User Feedback Prediciton and Response Generation
◇ Task 9 - User Feedback Prediction and Response Generation
Online conversation systems usually have a user feedback mechanism, such as like and dislike buttons. When a user is satisfied with the response, he/she can click the like button, and vice versa for the dislike button. The feedback signal represents the user's vote on the quality of the response and also represents his/her preference. It is a worthwhile direction to study and invest in how to use this signal to improve the quality of the conversation system. This task includes two tracks:
● Track 1: Prediction of likes and dislikes: Given a (query, reply) pair, predict the probabilities of likes, dislikes.

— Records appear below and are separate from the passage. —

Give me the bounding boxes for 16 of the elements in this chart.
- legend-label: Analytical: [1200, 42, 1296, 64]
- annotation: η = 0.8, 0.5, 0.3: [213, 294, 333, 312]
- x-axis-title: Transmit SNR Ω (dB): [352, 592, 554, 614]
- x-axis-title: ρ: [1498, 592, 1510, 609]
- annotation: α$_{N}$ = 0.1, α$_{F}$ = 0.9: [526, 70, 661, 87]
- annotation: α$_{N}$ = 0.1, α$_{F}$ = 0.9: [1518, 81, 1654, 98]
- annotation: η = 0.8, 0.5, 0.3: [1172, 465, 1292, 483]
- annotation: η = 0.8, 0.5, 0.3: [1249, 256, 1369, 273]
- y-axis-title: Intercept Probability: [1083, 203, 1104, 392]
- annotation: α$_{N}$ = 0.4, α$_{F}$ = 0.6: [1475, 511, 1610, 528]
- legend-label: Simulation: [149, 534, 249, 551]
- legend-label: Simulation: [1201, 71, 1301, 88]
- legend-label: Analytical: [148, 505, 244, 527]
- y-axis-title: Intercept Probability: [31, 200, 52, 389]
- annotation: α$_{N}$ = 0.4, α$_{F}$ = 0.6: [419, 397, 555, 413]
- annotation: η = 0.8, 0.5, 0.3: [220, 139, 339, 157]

● Track 2: Conversation generation based on likes and dislikes: Incorporate like and dislike data into conversation generation to improve response quality and obtain high likes.
Organizer: Renmin University of China, and XiaoMi AI Lab
Contact: Shuang DONG (dongshuang1@xiaomi.com)
Type | Query # | Average Reply # | Avg Labike # per Reply | Avg Dislike # per Reply |
---|---|---|---|---|
train | 16000 | 3.14 | 16.15 | 8.42 |
dev | 2000 | 3.07 | 19.84 | 9.41 |
test | 2000 | 3.16 | 30.57 | 12.19 |
We provide two files, train.jsonl and dev.jsonl, each line in the file represents an item in json format, and the following is the result of one of the item parsing.
{
"query": "你喜欢听什么歌",
"replys": [
{
"reply": "你喜欢什么,小爱就喜欢什么",
"dislike": 3,
"like": 2
},
{
"reply": "你知道的,我什么歌都喜欢。🙃",
"dislike": 2,
"like": 3
},
{
"reply": "你知道的,我什么歌都喜欢。",
"dislike": 4,
"like": 6
},
{
"reply": "亲爱哒,最喜欢的还是土嗨土嗨的那种,热闹啊!",
"dislike": 2,
"like": 4
},
{
"reply": "受你影响,品味现在和你差不多了。",
"dislike": 47,
"like": 146
},
{
"reply": "最喜欢的还是土嗨土嗨的那种,热闹啊!",
"dislike": 34,
"like": 141
},
{
"reply": "受你影响,品味现在和你差不多了。😘",
"dislike": 11,
"like": 59
},
{
"reply": "我喜欢甜甜的歌曲,生活就该多点甜嘛,我给你唱一首吧!",
"dislike": 0,
"like": 22
}
]
}
Final result:
排名 | 队伍名 | 机构 | 分数 |
---|---|---|---|
1 | 师弟师妹带带我 | 大连理工大学、吉林大学 | 92.13 |
2 | dunnlp | 易盾 | 92.00 |
3 | zut | 中原工学院 | 91.73 |
4 | YNU-HPCC | 云南大学 | 91.63 |
5 | HTDZNLP | 杭州航天电子技术有限公司 | 91.40 |
6 | 666 | 浙江工业大学 | 91.24 |
7 | Tryourbest classification | 苏州大学 | 90.94 |
8 | little_spice | 天津科技大学 | 90.72 |
Final reuslt:
排名 | 队伍名 | 机构 | 分数 |
---|---|---|---|
1 | YNU-HPCC | 云南大学 | 1.656 |
2 | Devs | 东北大学 | 1.562 |
3 | little_spice | 天津科技大学 | 1.409 |
4 | 666 | 浙江工业大学 | 1.388 |
5 | ZUT | 中原工学院 | 1.214 |
6 | HTDZNLP | 杭州航天电子技术有限公司 | 1.202 |
For Track 1, the test dataset is named datasets_test_track1.jsonl
, which consists of 1500 samples. Participants are required to submit their results with the same number of rows as the test dataset. Each row should contain multiple scores separated by tabs (\t). The number of scores in each row represents the number of replies corresponding to the query. The required format is as follows:
0.6
0.6
...
0.6\t0.6\t0.6
For each question-answer pair, a probability distribution of 0 and 1 scores is computed based on the ratio of likes and dislikes. The scores are calculated using the formula 1/(1+kl), where kl represents the Kullback-Leibler divergence between the predicted probability distribution and the ground truth. Please refer to the evaluation.py
file for more detailed information.
For Track 2, the test dataset is named datasets_test_track2.jsonl
, which contains 500 samples. Participants are also required to submit their results with the same number of rows as the test dataset. Each row should contain the reply results corresponding to the query. The format should be as follows:
不喜欢
在呢
...
不好意思,刚刚走神了
We will use manual annotations to assign scores to each reply, with possible scores of 0 (unlikely to be liked), 1 (potentially liked), and 2 (highly likely to be liked). The final score will be the average of these scores.
- Our dataset is licensed under the CC BY 4.0 and our code is licensed under the Apache License 2.0.